Abstract: Classification of unlabeled data is usually achieved by supervised learning from labeled samples. Although there exist many sophisticated supervised machine learning methods that can predict the missing labels with a high level of accuracy, they often lack the required transparency in situations where it is important to provide interpretable results and meaningful measures of confidence. Body fluid classification of forensic casework data is the case in point. We develop a new Biclustering Dirichlet Process (BDP), with a three-level hierarchy of clustering, and a model-based approach to classification which adapts to block structure in the data matrix. As the class labels of some observations are missing, the number of rows in the data matrix for each class is unknown. The BDP handles this and extends existing biclustering methods by simultaneously biclustering multiple matrices each having a randomly variable number of rows. We demonstrate our method by applying it to the motivating problem, which is the classification of body fluids based on mRNA profiles taken from crime scenes. The analyses of casework-like data show that our method is interpretable and produces well-calibrated posterior probabilities. Our model can be more generally applied to other types of data with a similar structure to the forensic data.

11.A non-parametric approach to detect patterns in binary sequences

Authors:Anushka De

Abstract: To determine any pattern in an ordered binary sequence of wins and losses of a player over a period of time, the Runs Test may show results contradictory to the intuition visualised by scatter plots of win proportions over time. We design a test suitable for this purpose by computing the gaps between two consecutive wins and then using exact binomial tests and non-parametric tests like Kendall's Tau and Siegel-Tukey's test for scale problem for determination of heteroscedastic patterns and direction of the occurrence of wins. Further modifications suggested by Jan Vegelius(1982) have been applied in the Siegel Tukey test to adjust for tied ranks.

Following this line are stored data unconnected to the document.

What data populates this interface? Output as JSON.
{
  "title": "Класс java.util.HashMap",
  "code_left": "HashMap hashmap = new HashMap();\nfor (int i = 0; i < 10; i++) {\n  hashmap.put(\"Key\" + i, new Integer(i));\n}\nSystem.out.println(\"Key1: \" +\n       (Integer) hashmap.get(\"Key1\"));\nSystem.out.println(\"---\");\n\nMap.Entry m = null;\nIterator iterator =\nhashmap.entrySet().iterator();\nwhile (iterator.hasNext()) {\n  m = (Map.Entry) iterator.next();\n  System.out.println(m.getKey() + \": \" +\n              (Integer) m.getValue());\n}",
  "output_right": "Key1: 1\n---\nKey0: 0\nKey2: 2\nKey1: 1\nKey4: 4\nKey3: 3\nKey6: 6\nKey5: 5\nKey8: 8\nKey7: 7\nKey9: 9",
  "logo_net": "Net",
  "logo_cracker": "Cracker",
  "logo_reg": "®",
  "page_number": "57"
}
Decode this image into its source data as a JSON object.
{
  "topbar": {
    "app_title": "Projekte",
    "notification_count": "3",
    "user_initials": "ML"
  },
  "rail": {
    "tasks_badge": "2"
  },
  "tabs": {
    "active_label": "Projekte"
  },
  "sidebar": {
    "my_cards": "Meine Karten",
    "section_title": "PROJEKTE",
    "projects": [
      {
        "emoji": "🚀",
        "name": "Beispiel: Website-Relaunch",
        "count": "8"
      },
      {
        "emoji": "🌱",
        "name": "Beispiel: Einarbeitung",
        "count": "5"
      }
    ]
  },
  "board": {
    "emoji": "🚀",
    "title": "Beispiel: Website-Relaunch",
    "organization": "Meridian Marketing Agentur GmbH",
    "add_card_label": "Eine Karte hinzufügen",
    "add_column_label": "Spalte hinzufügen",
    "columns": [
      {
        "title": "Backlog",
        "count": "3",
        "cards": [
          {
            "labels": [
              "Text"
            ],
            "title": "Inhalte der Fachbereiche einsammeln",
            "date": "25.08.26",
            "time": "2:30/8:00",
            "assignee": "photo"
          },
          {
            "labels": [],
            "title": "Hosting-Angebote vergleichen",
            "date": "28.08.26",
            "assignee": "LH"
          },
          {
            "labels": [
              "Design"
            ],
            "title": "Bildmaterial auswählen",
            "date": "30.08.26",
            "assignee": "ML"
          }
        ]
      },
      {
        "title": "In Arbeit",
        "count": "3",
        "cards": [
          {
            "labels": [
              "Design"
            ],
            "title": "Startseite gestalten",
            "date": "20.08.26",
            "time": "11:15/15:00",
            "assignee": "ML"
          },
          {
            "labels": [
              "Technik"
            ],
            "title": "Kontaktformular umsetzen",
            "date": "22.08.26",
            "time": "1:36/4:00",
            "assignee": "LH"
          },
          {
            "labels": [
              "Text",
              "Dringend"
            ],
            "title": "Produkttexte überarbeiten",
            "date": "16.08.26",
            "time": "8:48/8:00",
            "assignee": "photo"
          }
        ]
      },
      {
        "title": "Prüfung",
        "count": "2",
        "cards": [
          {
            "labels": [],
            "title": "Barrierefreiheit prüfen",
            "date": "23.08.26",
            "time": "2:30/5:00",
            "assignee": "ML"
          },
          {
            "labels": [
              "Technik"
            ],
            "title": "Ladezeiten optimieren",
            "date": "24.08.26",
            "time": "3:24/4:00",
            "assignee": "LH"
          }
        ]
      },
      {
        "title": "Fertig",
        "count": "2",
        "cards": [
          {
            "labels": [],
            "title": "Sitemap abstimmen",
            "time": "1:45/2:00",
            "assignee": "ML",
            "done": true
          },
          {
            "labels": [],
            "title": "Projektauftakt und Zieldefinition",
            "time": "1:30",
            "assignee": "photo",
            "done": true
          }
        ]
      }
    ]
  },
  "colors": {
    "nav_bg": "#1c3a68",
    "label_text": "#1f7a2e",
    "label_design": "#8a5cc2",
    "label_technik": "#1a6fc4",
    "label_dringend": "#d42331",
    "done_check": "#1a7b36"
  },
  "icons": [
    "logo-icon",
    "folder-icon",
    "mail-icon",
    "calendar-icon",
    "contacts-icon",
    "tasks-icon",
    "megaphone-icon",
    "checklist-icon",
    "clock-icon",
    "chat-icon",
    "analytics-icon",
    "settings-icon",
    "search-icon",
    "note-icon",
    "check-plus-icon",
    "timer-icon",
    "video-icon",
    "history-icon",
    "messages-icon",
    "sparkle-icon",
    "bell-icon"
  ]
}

12.Likelihood-free neural Bayes estimators for censored peaks-over-threshold models

Authors:Jordan Richards, Matthew Sainsbury-Dale, Andrew Zammit-Mangion, Raphaël Huser

Abstract: Inference for spatial extremal dependence models can be computationally burdensome in moderate-to-high dimensions due to their reliance on intractable and/or censored likelihoods. Exploiting recent advances in likelihood-free inference with neural Bayes estimators (that is, neural estimators that target Bayes estimators), we develop a novel approach to construct highly efficient estimators for censored peaks-over-threshold models by encoding censoring information in the neural network architecture. Our new method provides a paradigm shift that challenges traditional censored likelihood-based inference for spatial extremes. Our simulation studies highlight significant gains in both computational and statistical efficiency, relative to competing likelihood-based approaches, when applying our novel estimators for inference of popular extremal dependence models, such as max-stable, $r$-Pareto, and random scale mixture processes. We also illustrate that it is possible to train a single estimator for a general censoring level, obviating the need to retrain when the censoring level is changed. We illustrate the efficacy of our estimators by making fast inference on hundreds-of-thousands of high-dimensional spatial extremal dependence models to assess particulate matter 2.5 microns or less in diameter (PM2.5) concentration over the whole of Saudi Arabia.